The three men were soon joined by two friends and then by a young woman whom he surmised was the wife or the girlfriend of one of the men who had just sat. They each gave him a nod; they seemed in high spirits -- though not drunk by any means -- but he knew little of their language and could make out only a smattering of broken phrases. The other tables were quickly filling up; over the jumble of conversation and the clinking of silverware and china the diners slowly raised their voices. When the waitress returned with the sandwich and a full glass he could barely make herself heard to thank her. She waved him off anyway as if it were nothing.

The sandwich was delicious, the ham tender, aromatic, roughly and thickly carved and enclosed by slices of an excellent, crusty sourdough. When he had drained his dark, bittersweet beer he ordered another and sat nursing it for a while. When he tired of watching the other patrons in the room he looked out through the windows, where the evening shadows were inching steadily across the square. Finally he stood, settled the bill, and asked the waitress if there were rooms to be had nearby. She mentioned an address, and when he hesitated gave him directions and said it wasn't far. He drew on his coat and went outside. There were lights on now in the buildings that ringed the square. Above them, looming on the hill above, rose the clock tower, illuminated by spotlights.

(To be continued)

Sunday, May 02, 2010

The Approach to the City (2)


As the climb across the bridge turned into a descent he turned his gaze onto the city that lay ahead. Beginning at a broad promenade that paralleled the river just above the waterline, the buildings rose in broken columns and spirals, their ascent of the irregular slopes interrupted by little squares and plazas and by cobblestone streets and alleyways that opened momentarily to his view before bending out of sight. Many of the rooftops were surmounted by terraces and roof gardens, though little grew there this early in the season. Above, in the background, loomed the stark, unweathervaned spire of a clock-tower, its lower stories concealed by the intervening buildings. Beyond that, groves of first sumac and maple and then tulip and sycamore shaded the higher ground; here and there, through the branches of the uppermost trees, he could see glimpses of what seemed to be open parkland at the crest of the hill.

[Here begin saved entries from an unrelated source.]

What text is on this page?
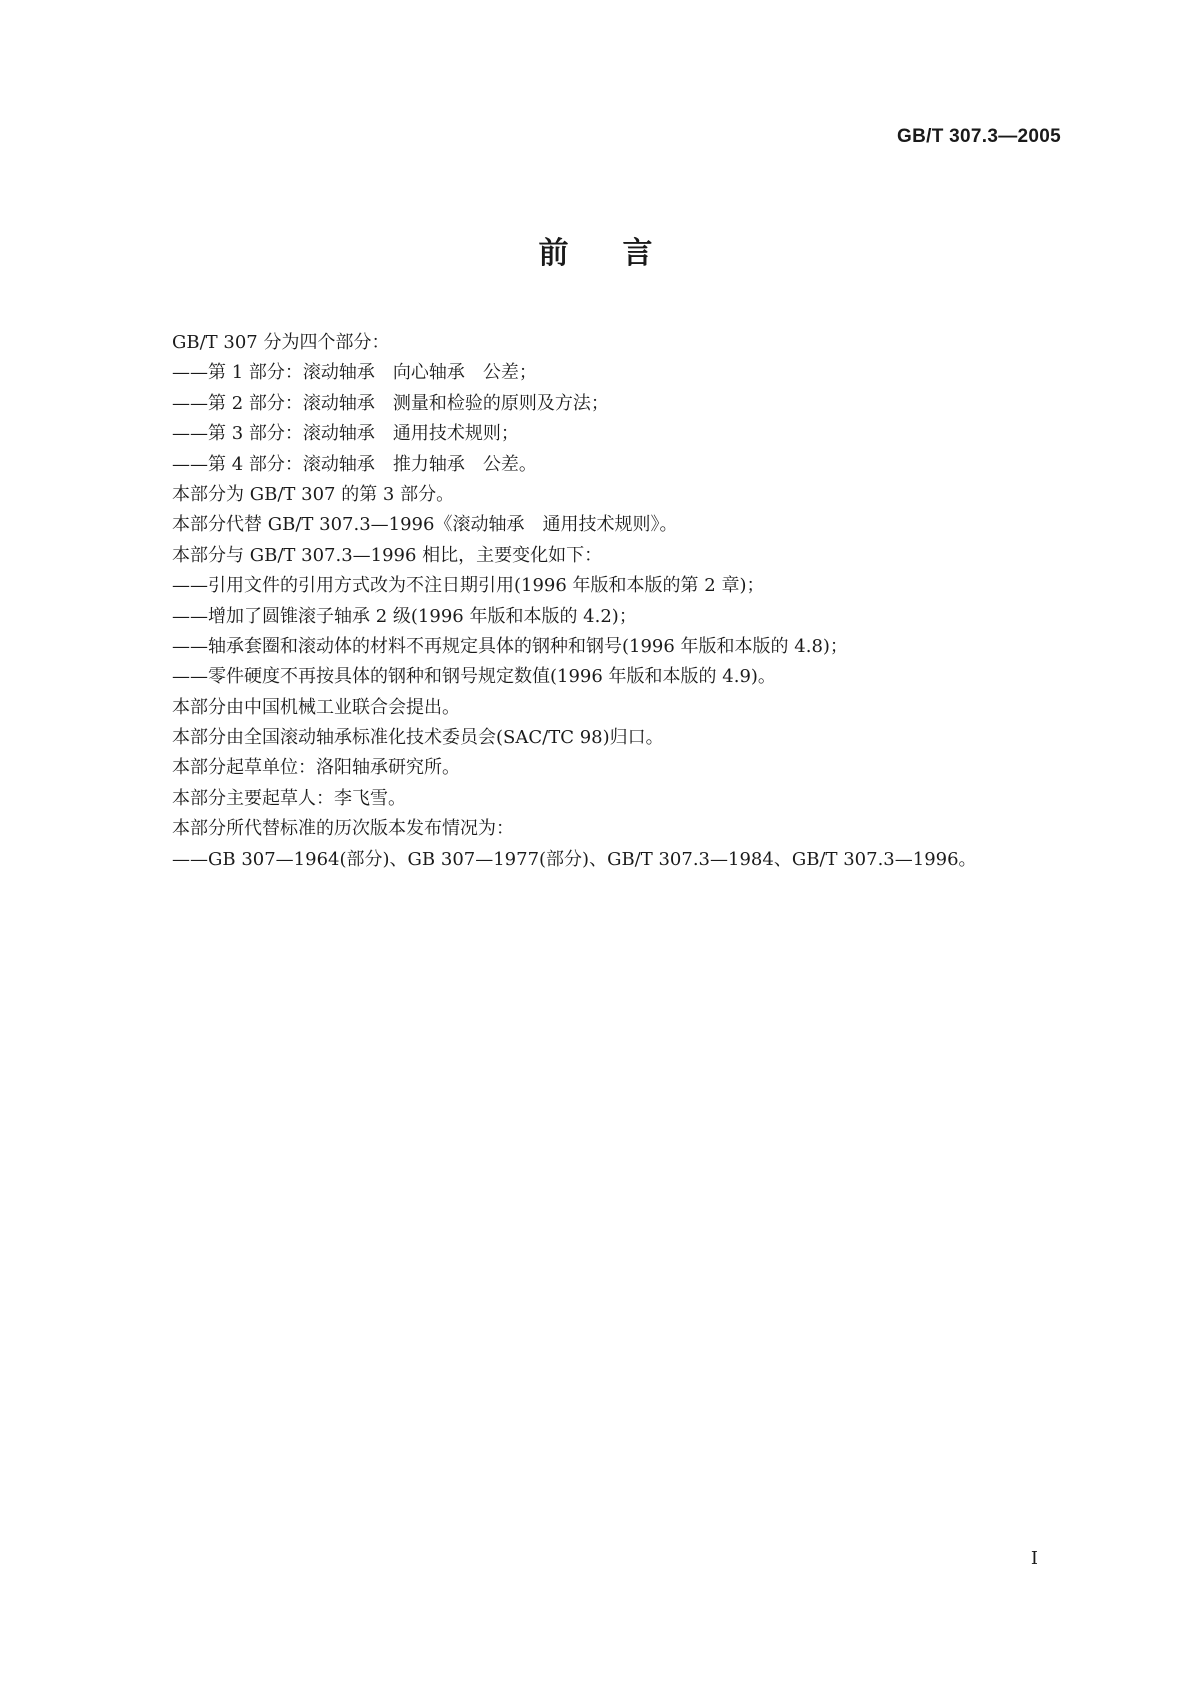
GB/T 307.3—2005
前言
GB/T 307 分为四个部分：
——第 1 部分：滚动轴承　向心轴承　公差；
——第 2 部分：滚动轴承　测量和检验的原则及方法；
——第 3 部分：滚动轴承　通用技术规则；
——第 4 部分：滚动轴承　推力轴承　公差。
本部分为 GB/T 307 的第 3 部分。
本部分代替 GB/T 307.3—1996《滚动轴承　通用技术规则》。
本部分与 GB/T 307.3—1996 相比，主要变化如下：
——引用文件的引用方式改为不注日期引用(1996 年版和本版的第 2 章)；
——增加了圆锥滚子轴承 2 级(1996 年版和本版的 4.2)；
——轴承套圈和滚动体的材料不再规定具体的钢种和钢号(1996 年版和本版的 4.8)；
——零件硬度不再按具体的钢种和钢号规定数值(1996 年版和本版的 4.9)。
本部分由中国机械工业联合会提出。
本部分由全国滚动轴承标准化技术委员会(SAC/TC 98)归口。
本部分起草单位：洛阳轴承研究所。
本部分主要起草人：李飞雪。
本部分所代替标准的历次版本发布情况为：
——GB 307—1964(部分)、GB 307—1977(部分)、GB/T 307.3—1984、GB/T 307.3—1996。
I
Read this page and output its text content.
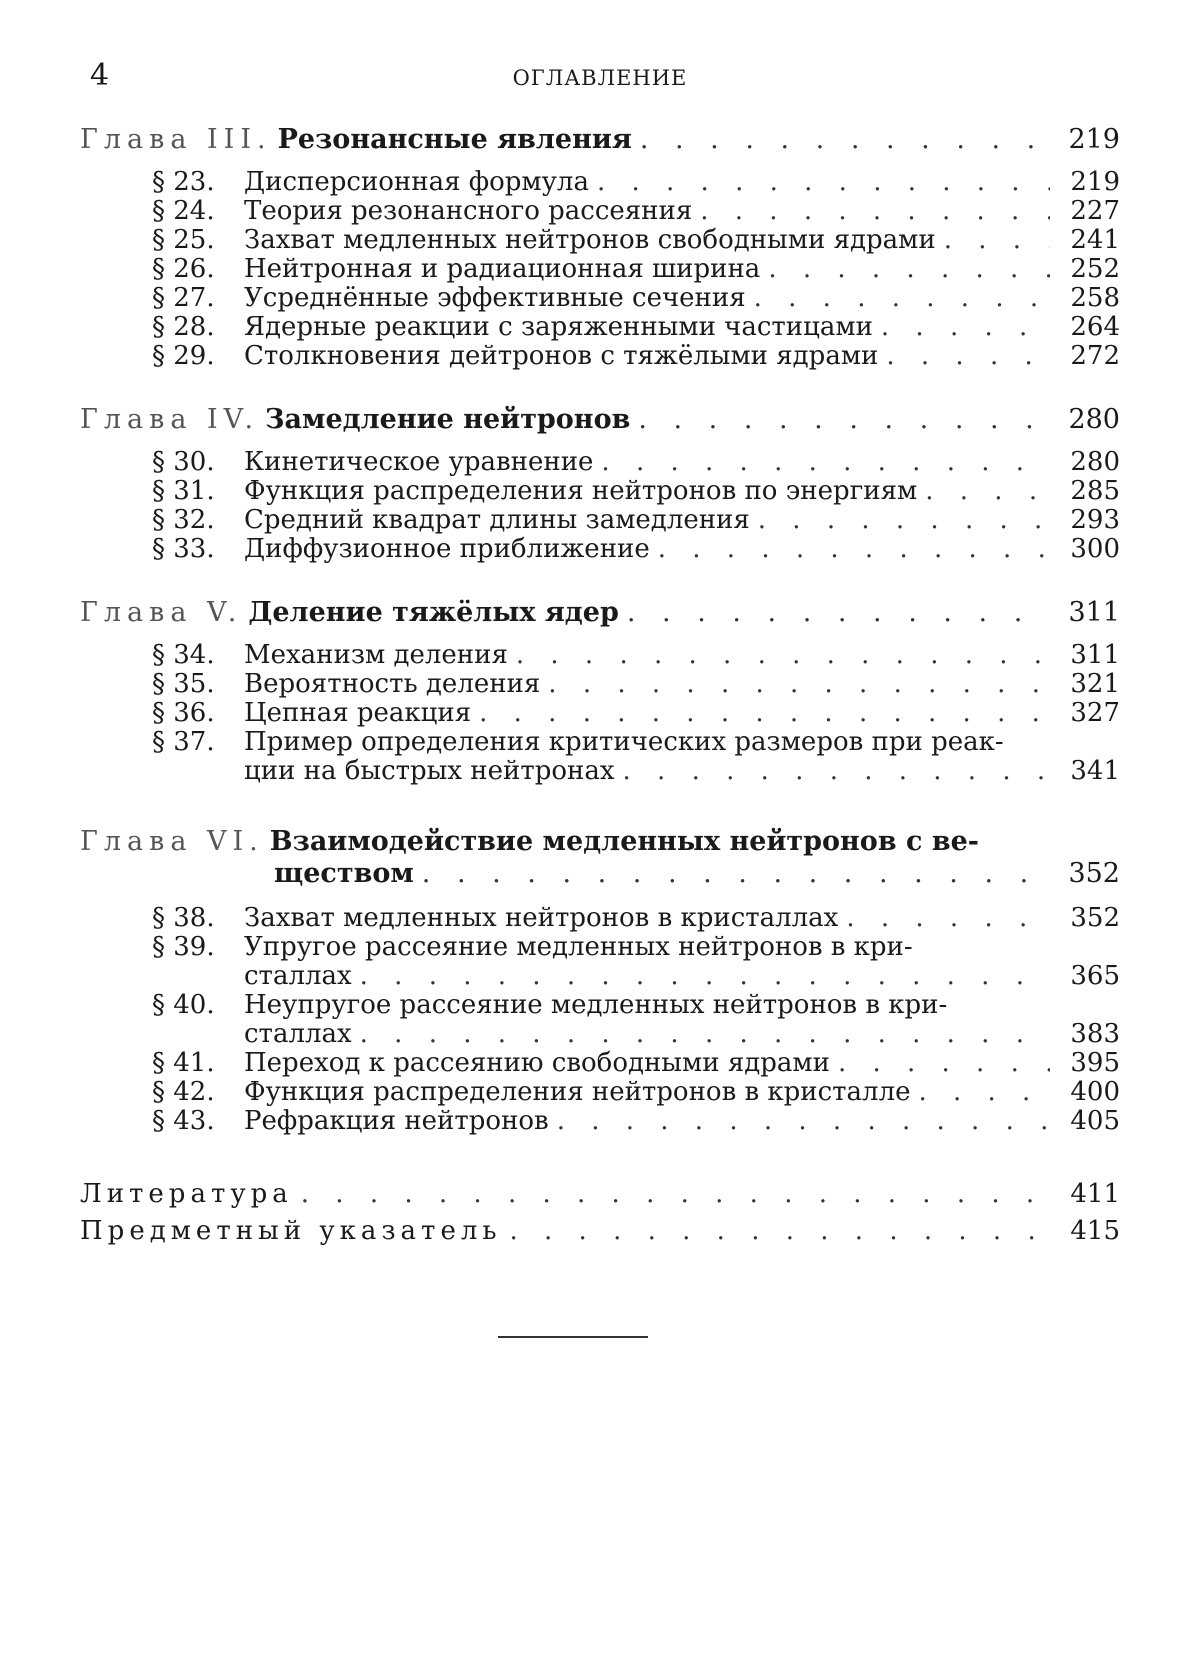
4	ОГЛАВЛЕНИЕ
Глава III. Резонансные явления . . .	219
§ 23.	Дисперсионная формула . . .	219
§ 24.	Теория резонансного рассеяния . . .	227
§ 25.	Захват медленных нейтронов свободными ядрами . . .	241
§ 26.	Нейтронная и радиационная ширина . . .	252
§ 27.	Усреднённые эффективные сечения . . .	258
§ 28.	Ядерные реакции с заряженными частицами . . .	264
§ 29.	Столкновения дейтронов с тяжёлыми ядрами . . .	272
Глава IV. Замедление нейтронов . . .	280
§ 30.	Кинетическое уравнение . . .	280
§ 31.	Функция распределения нейтронов по энергиям . . .	285
§ 32.	Средний квадрат длины замедления . . .	293
§ 33.	Диффузионное приближение . . .	300
Глава V. Деление тяжёлых ядер . . .	311
§ 34.	Механизм деления . . .	311
§ 35.	Вероятность деления . . .	321
§ 36.	Цепная реакция . . .	327
§ 37.	Пример определения критических размеров при реак-
ции на быстрых нейтронах . . .	341
Глава VI. Взаимодействие медленных нейтронов с ве-
ществом . . .	352
§ 38.	Захват медленных нейтронов в кристаллах . . .	352
§ 39.	Упругое рассеяние медленных нейтронов в кри-
сталлах . . .	365
§ 40.	Неупругое рассеяние медленных нейтронов в кри-
сталлах . . .	383
§ 41.	Переход к рассеянию свободными ядрами . . .	395
§ 42.	Функция распределения нейтронов в кристалле . . .	400
§ 43.	Рефракция нейтронов . . .	405
Литература . . .	411
Предметный указатель . . .	415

In the river just offshore a fishing boat, its little skiff in tow, was slowly closing a seine around a school of silver herring that had come upriver to spawn. The fish, forced into an ever tighter pocket, leaped and thrashed at the surface, a lucky few springing over the edges of the net to freedom. Gulls circled and dove at those that remained encircled; the crew of the boat waved them off, half-heartedly, to scant effect. In a few moments the noose had been set and the dripping haul winched up. Trapped by each other's bodies, the herring were now still. The crew swung the seine into the stern, fussed with the tackle and rigging for a few moments, then released the catch into the hold.

The span of the bridge soared inland well past the shore, until it converged with the hillside. The road ahead passed through a stark gash cut in the exposed rock of the ridge, but his course lay elsewhere; he veered to the left side, to the opening of a ramp that cloverleafed steeply down to the city. There was no pedestrian lane here, but no traffic either; clumps of grass and a few spindly seedling maples poked through the cracks in the pavement. When he reached ground level he stood for a moment in the shadow of the bridge, Above him, swallows were swooping in and out, butressing their nests with mud and straw, and paid him little mind.

The city's great wrought iron gates were open and unattended. In front of him stretched the promenade he had seen from the bridge; at this end there was little activity, just a few pedestrians and one handcart whose contents were hidden beneath a tarp. The man conducting it paused in his labors just long enough to nod and say good morning. He removed his cap, not out of courtesy but rather to mop his brow, and then resumed his course.

The fishing boat had moved upstream and a little further in the offing. It had dispatched its tender, which was occupied by a lone figure who controlled the end of the seine. Slowly the larger boat played out the line and the skiff moved off, describing a broad slow circle in the water.